Un effort de rédaction pour la déclaration

Sur un autre plan, un effort doit être porté sur la qualité de la rédaction des documents associés à la BD/DNC, souvent incomplets ou inadéquats. Toutes les phases du diagnostic doivent être clairement documentées dans l’observation médicale établie alors.

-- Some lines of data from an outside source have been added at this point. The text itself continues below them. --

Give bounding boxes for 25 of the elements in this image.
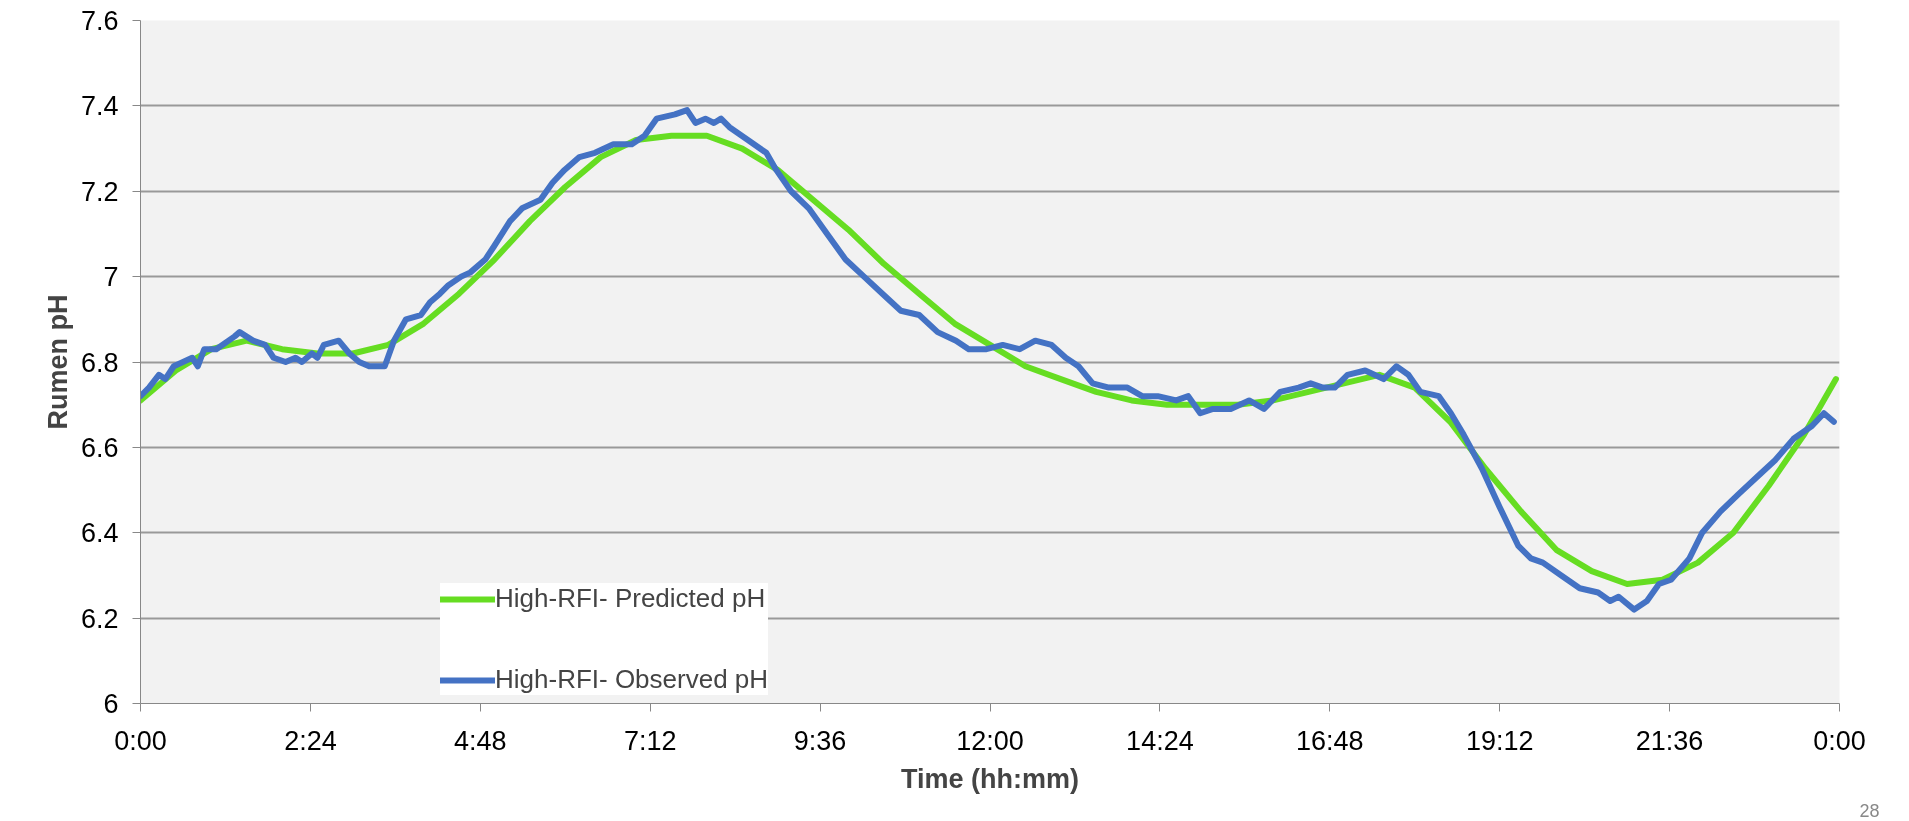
text: 28 (1859, 800, 1880, 821)
x-tick-label: 0:00 (114, 725, 167, 756)
y-tick-label: 6.6 (80, 432, 119, 463)
y-tick-label: 7.6 (80, 6, 119, 36)
x-tick-label: 21:36 (1635, 725, 1704, 756)
x-tick-label: 0:00 (1813, 725, 1866, 756)
x-tick-label: 4:48 (454, 725, 507, 756)
x-tick-label: 19:12 (1465, 725, 1534, 756)
x-tick-label: 9:36 (793, 725, 847, 756)
legend-label: High-RFI- Predicted pH (495, 583, 766, 614)
y-tick-label: 6.8 (80, 347, 119, 378)
x-tick-label: 7:12 (623, 725, 677, 756)
x-tick-label: 16:48 (1296, 725, 1364, 756)
x-tick-label: 14:24 (1126, 725, 1194, 756)
x-tick-label: 2:24 (284, 725, 337, 756)
y-tick-label: 7.2 (80, 176, 119, 207)
y-axis-title: Rumen pH (42, 294, 73, 430)
y-tick-label: 6 (103, 689, 119, 719)
x-tick-label: 12:00 (956, 725, 1024, 756)
y-tick-label: 6.2 (80, 603, 119, 634)
y-tick-label: 7.4 (80, 91, 119, 122)
y-tick-label: 7 (103, 262, 119, 293)
x-axis-title: Time (hh:mm) (901, 763, 1080, 794)
legend-label: High-RFI- Observed pH (495, 664, 769, 695)
y-tick-label: 6.4 (80, 518, 119, 549)
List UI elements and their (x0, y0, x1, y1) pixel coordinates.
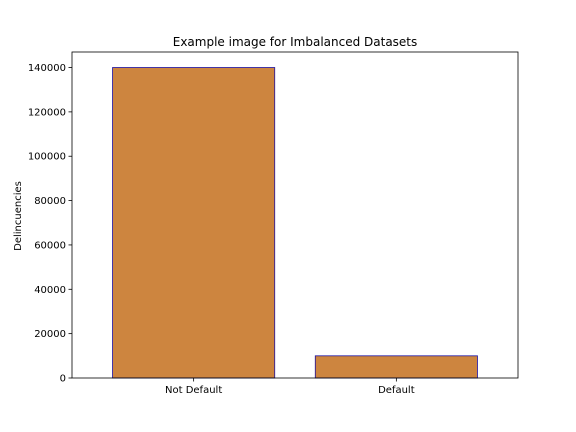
y-tick-label: 80000 (34, 196, 66, 207)
y-axis-ticks: 0 20000 40000 60000 80000 100000 120000 140000 (28, 63, 72, 385)
y-tick-label: 120000 (28, 107, 66, 118)
bar-not-default (112, 67, 276, 379)
x-tick-label: Default (378, 385, 415, 396)
bars-group (112, 67, 478, 379)
bar-default (314, 355, 478, 379)
y-axis-label: Delincuencies (13, 181, 24, 251)
x-tick-label: Not Default (165, 385, 222, 396)
y-tick-label: 60000 (34, 240, 66, 251)
y-tick-label: 0 (60, 374, 66, 385)
y-tick-label: 100000 (28, 152, 66, 163)
plot-frame (71, 51, 519, 379)
x-axis-ticks: Not Default Default (165, 378, 415, 396)
chart-title: Example image for Imbalanced Datasets (173, 35, 418, 49)
y-tick-label: 140000 (28, 63, 66, 74)
y-tick-label: 40000 (34, 285, 66, 296)
y-tick-label: 20000 (34, 329, 66, 340)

L’étiologie du coma, l’absence d’éléments confondants, les précisions cliniques, les résultats de la neuro imagerie et son stade par rapport à l’examen clinique, l’heure et la date, l’identité du ou des praticiens doivent être mentionnés. Après déclaration de la BD/DCN, le support somatique peut être arrêté, sauf circonstances particulières, telles qu’un don d’organe envisageable ou la décision de sauver le fœtus chez une femme enceinte en état de mort cérébrale.

D’autres éléments doivent être pris en considération, dont les requêtes possibles personnelles ou religieuses émanant des proches. Le risque de conflit doit être au maximum évité grâce à l’aide d’une équipe de support multidisciplinaire et à une organisation pro active des soins.

Au point de vue légal, ces 50 dernières années, de nombreux pays ont établi une définition de la mort cérébrale via leur législation propre. Il est entre autres, précisé que le ou les praticiens responsables du diagnostic de BD/DCN ne peuvent, en aucun cas, être impliqués dans un possible don d’organe et que, à partir du moment où le diagnostic est posé, il n’est pas nécessaire d’obtenir un consentement pour l’arrêt des mesures de support.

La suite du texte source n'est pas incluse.